На черных землях, как и на тех, что принадлежали вотчинной аристократии, процесс дефеодализации, начавшийся в XV веке, продолжался в этих странах как ни в чем не бывало. Естественно по­этому, что в свободных от крепостного права секторах народного хо­зяйства кокон предбуржуазии смог уже в XVIII веке превратиться в бабочку, расправить крылья и полететь. Короче говоря, тотальным крепостничество стало в Восточной Европе лишь там, где Реформа­ция потерпела поражение, т.е. в странах католических. И в России.

Ошибка Валлерстайна таким образом в том, что он смешал в од­ну кучу две совершенно разные модели того, как отозвалось на Вос­токе Европы рождение капитализма на Западе (назовем их условно польской и шведской). Выходит, что не одни лишь анонимные эконо­мические силы, которыми оперирует Валлерстайн, но и вполне кон­кретные национальные элиты несли ответственность за распростра­нение в своих странах крепостного рабства.

Глава третья Иосифляне и нестяжатели

Ведь разница между этими моделями поведения национальных элит бросается в глаза. Достаточно одного взгляда на историю, допус­тим, Дании или Швеции, тоже северных и тоже культурно отсталых стран, судьба которых, как и судьба России, решалась в историческом споре между барщиной и денежной рентой. Обеим, как и России, при­шлось отведать и вкус феодальной реакции и произвол тиранов а la Грозный (иные из их королей во всяком случае были несомненными параноиками). С большой степенью вероятности можно сказать, что и Дания, и Швеция побывали на самом краю той самодержавной про­пасти, в которую провалилась Россия. Но не упали. Почему?

В странной компании

Причин, наверное, немало. Но решающей выглядит все-таки секуляризация церковных земель, благодаря которой этим странам удалось, в отличие от России, сохранить и мощь своей аристокра­тии, и будущее крестьянской предбуржуазии.

Когда в 1536 г. король датский Христиан ill арестовал епископов и отнял у монастырей их земли, утроив тем самым королевский до­мен, для помещиков, которым эти земли главным образом и доста­лись, наступил золотой век. Но затронула барщина в Дании лишь один этот сектор национальной экономики. Крепостное право не распространилось, как поветрие, по всей стране и никогда не стало государственной политикой. Даже во второй половине XVII века, ког­да русское — и польское — крестьянство было уже безнадежно за­крепощено, барщину в Дании несло лишь 20 % крестьян, а продажа их без земли вообще не получила распространения.

Шведский пример еще нагляднее. После секуляризации цер­ковных земель в руках помещиков сосредоточилась половина всех пахотных площадей страны. Возник даже страх «лифляндского рабства», т.е. тотального закрепощения крестьян.
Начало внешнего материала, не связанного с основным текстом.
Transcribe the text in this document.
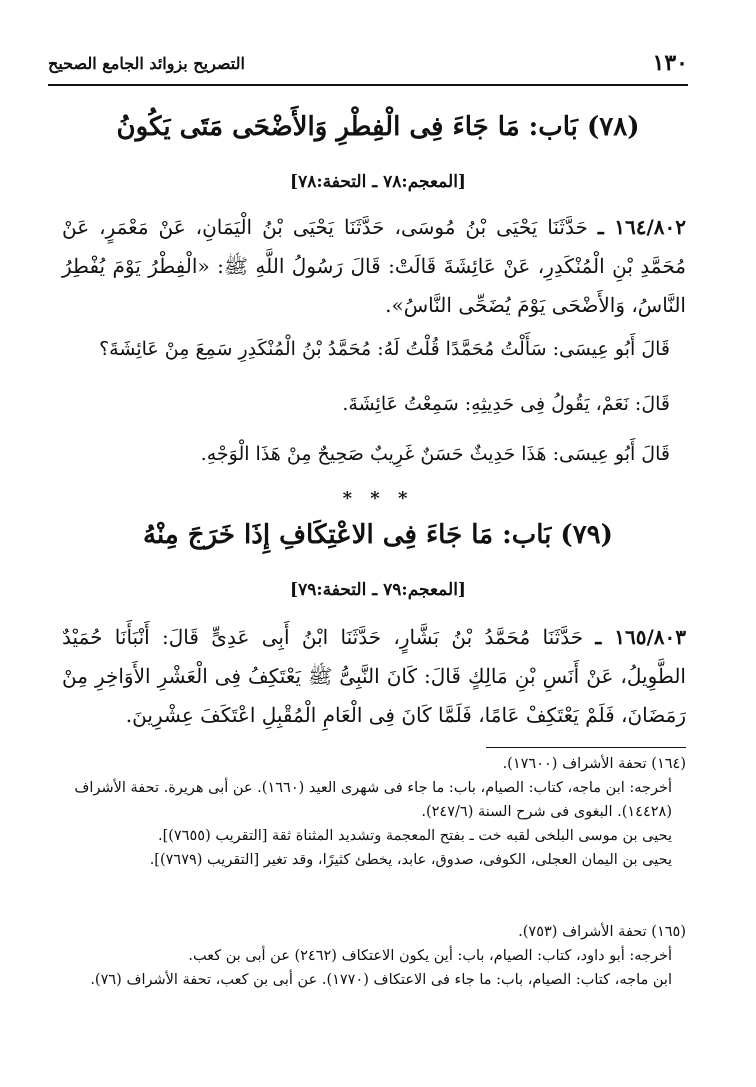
١٣٠
التصريح بزوائد الجامع الصحيح
(٧٨) بَاب: مَا جَاءَ فِى الْفِطْرِ وَالأَضْحَى مَتَى يَكُونُ
[المعجم:٧٨ ـ التحفة:٧٨]
١٦٤/٨٠٢ ـ حَدَّثَنَا يَحْيَى بْنُ مُوسَى، حَدَّثَنَا يَحْيَى بْنُ الْيَمَانِ، عَنْ مَعْمَرٍ، عَنْ مُحَمَّدِ بْنِ الْمُنْكَدِرِ، عَنْ عَائِشَةَ قَالَتْ: قَالَ رَسُولُ اللَّهِ ﷺ: «الْفِطْرُ يَوْمَ يُفْطِرُ النَّاسُ، وَالأَضْحَى يَوْمَ يُضَحِّى النَّاسُ».
قَالَ أَبُو عِيسَى: سَأَلْتُ مُحَمَّدًا قُلْتُ لَهُ: مُحَمَّدُ بْنُ الْمُنْكَدِرِ سَمِعَ مِنْ عَائِشَةَ؟
قَالَ: نَعَمْ، يَقُولُ فِى حَدِيثِهِ: سَمِعْتُ عَائِشَةَ.
قَالَ أَبُو عِيسَى: هَذَا حَدِيثٌ حَسَنٌ غَرِيبٌ صَحِيحٌ مِنْ هَذَا الْوَجْهِ.
* * *
(٧٩) بَاب: مَا جَاءَ فِى الاعْتِكَافِ إِذَا خَرَجَ مِنْهُ
[المعجم:٧٩ ـ التحفة:٧٩]
١٦٥/٨٠٣ ـ حَدَّثَنَا مُحَمَّدُ بْنُ بَشَّارٍ، حَدَّثَنَا ابْنُ أَبِى عَدِىٍّ قَالَ: أَنْبَأَنَا حُمَيْدٌ الطَّوِيلُ، عَنْ أَنَسِ بْنِ مَالِكٍ قَالَ: كَانَ النَّبِىُّ ﷺ يَعْتَكِفُ فِى الْعَشْرِ الأَوَاخِرِ مِنْ رَمَضَانَ، فَلَمْ يَعْتَكِفْ عَامًا، فَلَمَّا كَانَ فِى الْعَامِ الْمُقْبِلِ اعْتَكَفَ عِشْرِينَ.
(١٦٤) تحفة الأشراف (١٧٦٠٠).
أخرجه: ابن ماجه، كتاب: الصيام، باب: ما جاء فى شهرى العيد (١٦٦٠). عن أبى هريرة. تحفة الأشراف (١٤٤٢٨). البغوى فى شرح السنة (٢٤٧/٦).
يحيى بن موسى البلخى لقبه خت ـ بفتح المعجمة وتشديد المثناة ثقة [التقريب (٧٦٥٥)].
يحيى بن اليمان العجلى، الكوفى، صدوق، عابد، يخطئ كثيرًا، وقد تغير [التقريب (٧٦٧٩)].
(١٦٥) تحفة الأشراف (٧٥٣).
أخرجه: أبو داود، كتاب: الصيام، باب: أين يكون الاعتكاف (٢٤٦٢) عن أبى بن كعب.
ابن ماجه، كتاب: الصيام، باب: ما جاء فى الاعتكاف (١٧٧٠). عن أبى بن كعب، تحفة الأشراف (٧٦).
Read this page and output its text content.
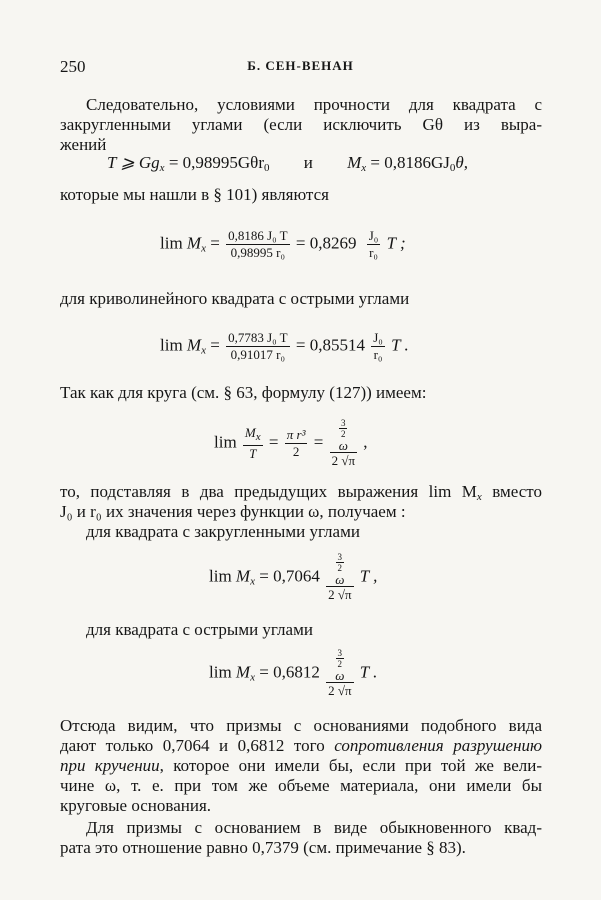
250	Б. СЕН-ВЕНАН
Следовательно, условиями прочности для квадрата с
закругленными углами (если исключить Gθ из выра-
жений
T ⩾ $Gg_x = 0,98995G\theta r_0$ и $M_x = 0,8186GJ_0\theta$,
которые мы нашли в § 101) являются
$\lim M_x = \frac{\text{0,8186 J₀ T}}{\text{0,98995 r₀}} = 0,8269 \frac{\text{J₀}}{\text{r₀}}$ T ;
для криволинейного квадрата с острыми углами
$\lim M_x = \frac{\text{0,7783 J₀ T}}{\text{0,91017 r₀}} = 0,85514 \frac{\text{J₀}}{\text{r₀}}$ T .
Так как для круга (см. § 63, формулу (127)) имеем:
$\lim \frac{M_x}{T} = \frac{\text{π r³}}{2}$ =
3
2
ω
2 √π
,
то, подставляя в два предыдущих выражения $\lim M_x$ вместо
J₀ и r₀ их значения через функции ω, получаем :
для квадрата с закругленными углами
$\lim M_x = 0,7064$
3
2
ω
2 √π
T ,
для квадрата с острыми углами
$\lim M_x = 0,6812$
3
2
ω
2 √π
T .
Отсюда видим, что призмы с основаниями подобного вида
дают только 0,7064 и 0,6812 того сопротивления разрушению
при кручении, которое они имели бы, если при той же вели-
чине ω, т. е. при том же объеме материала, они имели бы
круговые основания.
Для призмы с основанием в виде обыкновенного квад-
рата это отношение равно 0,7379 (см. примечание § 83).
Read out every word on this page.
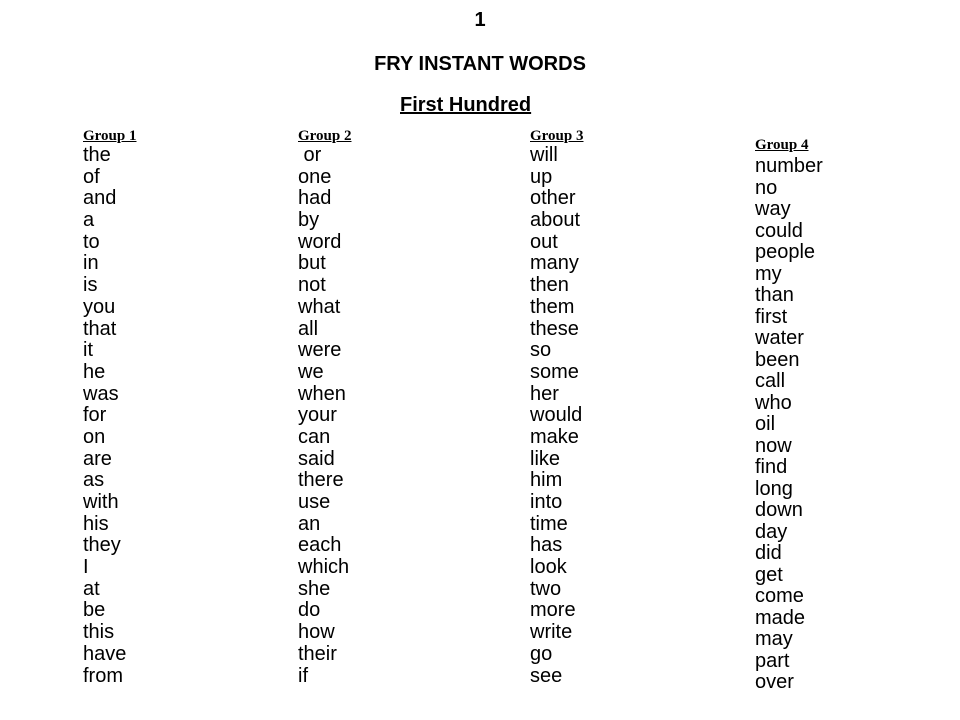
1
FRY INSTANT WORDS
First Hundred
Group 1
the
of
and
a
to
in
is
you
that
it
he
was
for
on
are
as
with
his
they
I
at
be
this
have
from
Group 2
or
one
had
by
word
but
not
what
all
were
we
when
your
can
said
there
use
an
each
which
she
do
how
their
if
Group 3
will
up
other
about
out
many
then
them
these
so
some
her
would
make
like
him
into
time
has
look
two
more
write
go
see
Group 4
number
no
way
could
people
my
than
first
water
been
call
who
oil
now
find
long
down
day
did
get
come
made
may
part
over
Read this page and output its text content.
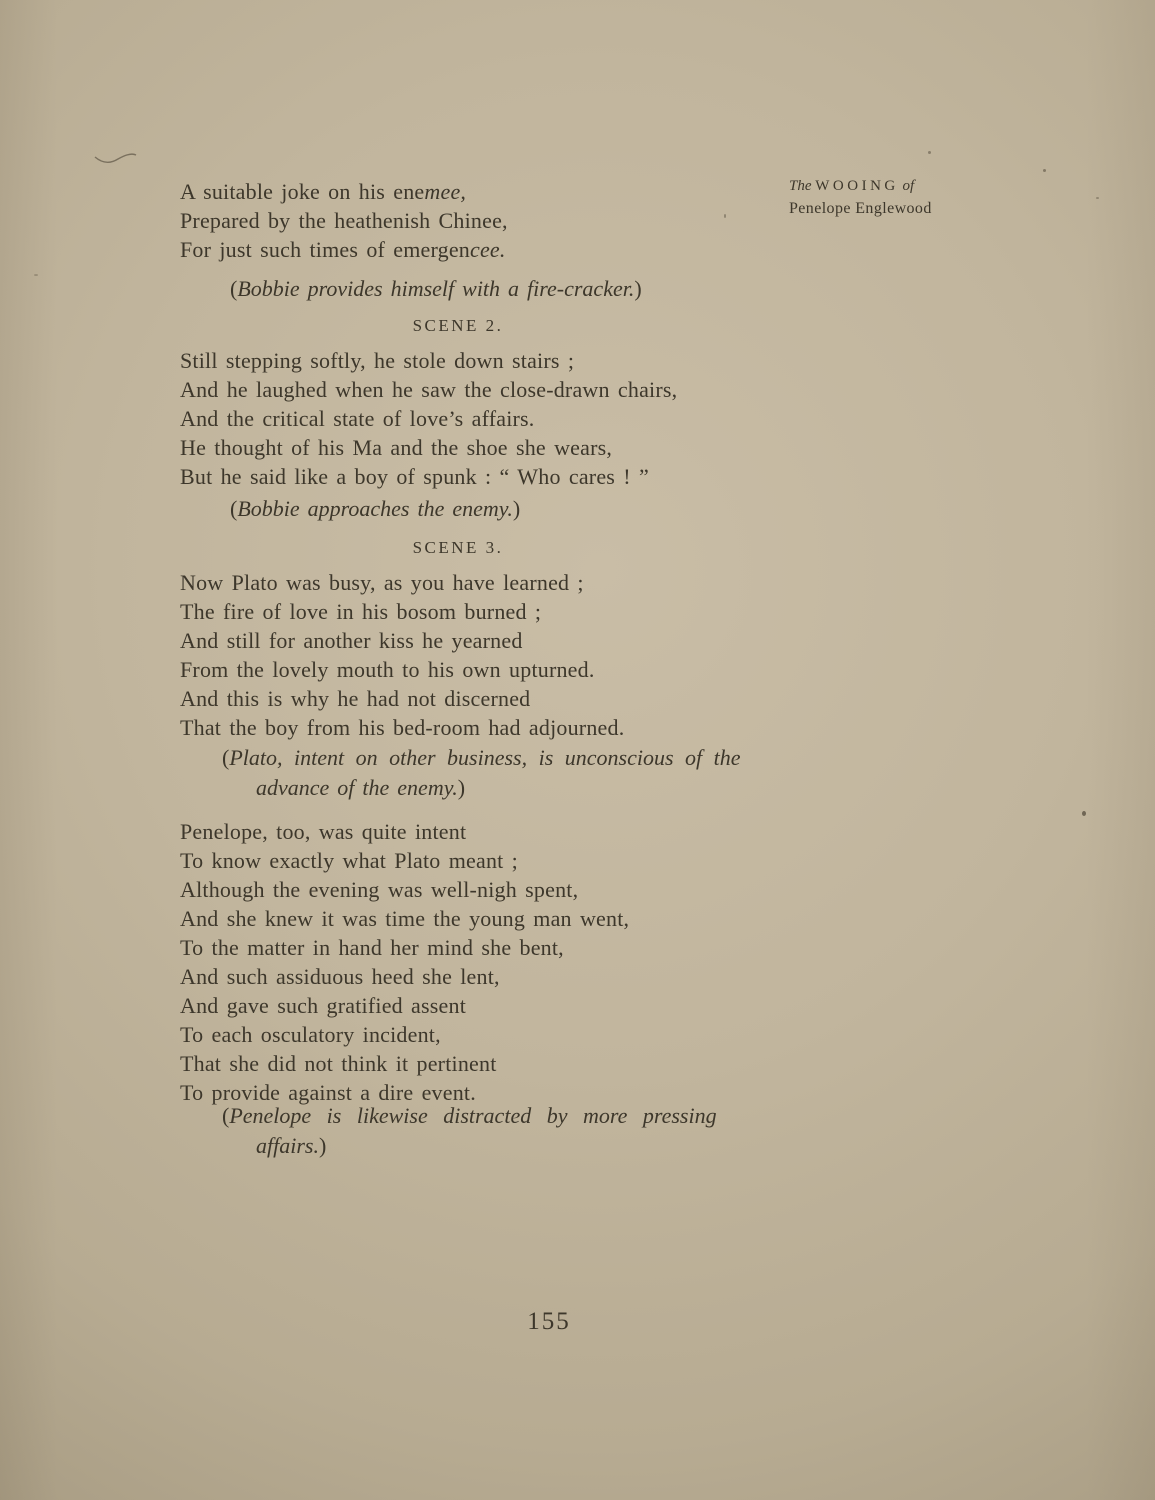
The WOOING of
Penelope Englewood
A suitable joke on his enemee,
Prepared by the heathenish Chinee,
For just such times of emergencee.
(Bobbie provides himself with a fire-cracker.)
SCENE 2.
Still stepping softly, he stole down stairs ;
And he laughed when he saw the close-drawn chairs,
And the critical state of love’s affairs.
He thought of his Ma and the shoe she wears,
But he said like a boy of spunk : “ Who cares ! ”
(Bobbie approaches the enemy.)
SCENE 3.
Now Plato was busy, as you have learned ;
The fire of love in his bosom burned ;
And still for another kiss he yearned
From the lovely mouth to his own upturned.
And this is why he had not discerned
That the boy from his bed-room had adjourned.
(Plato, intent on other business, is unconscious of the
advance of the enemy.)
Penelope, too, was quite intent
To know exactly what Plato meant ;
Although the evening was well-nigh spent,
And she knew it was time the young man went,
To the matter in hand her mind she bent,
And such assiduous heed she lent,
And gave such gratified assent
To each osculatory incident,
That she did not think it pertinent
To provide against a dire event.
(Penelope is likewise distracted by more pressing
affairs.)
155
Но страхом он и остался.

Сравним это с опытом католической Польши, где то же самое «лифляндское рабство» как раз и стало тотальным, — и разница ста­нет очевидной. Католическая модель реакции Восточной Европы на рождение капитализма резко, можно сказать судьбоносно, отлича­лась от протестантской.

Выходит, русское крестьянство вовсе не было, вопреки Валлер- стайну, обречено на тотальное закрепощение. И не была русская аристократия обречена на опричный разгром и вековое унижение. И не было самодержавие судьбою России. Оно стало ею. Стало пото­му, что самые её могущественные политические элиты, и в первую очередь иосифлянская церковь, предпочли именно католическую модель реакции на рождение капитализма. Как, однако, оказалась православная Россия в одной компании с католиками?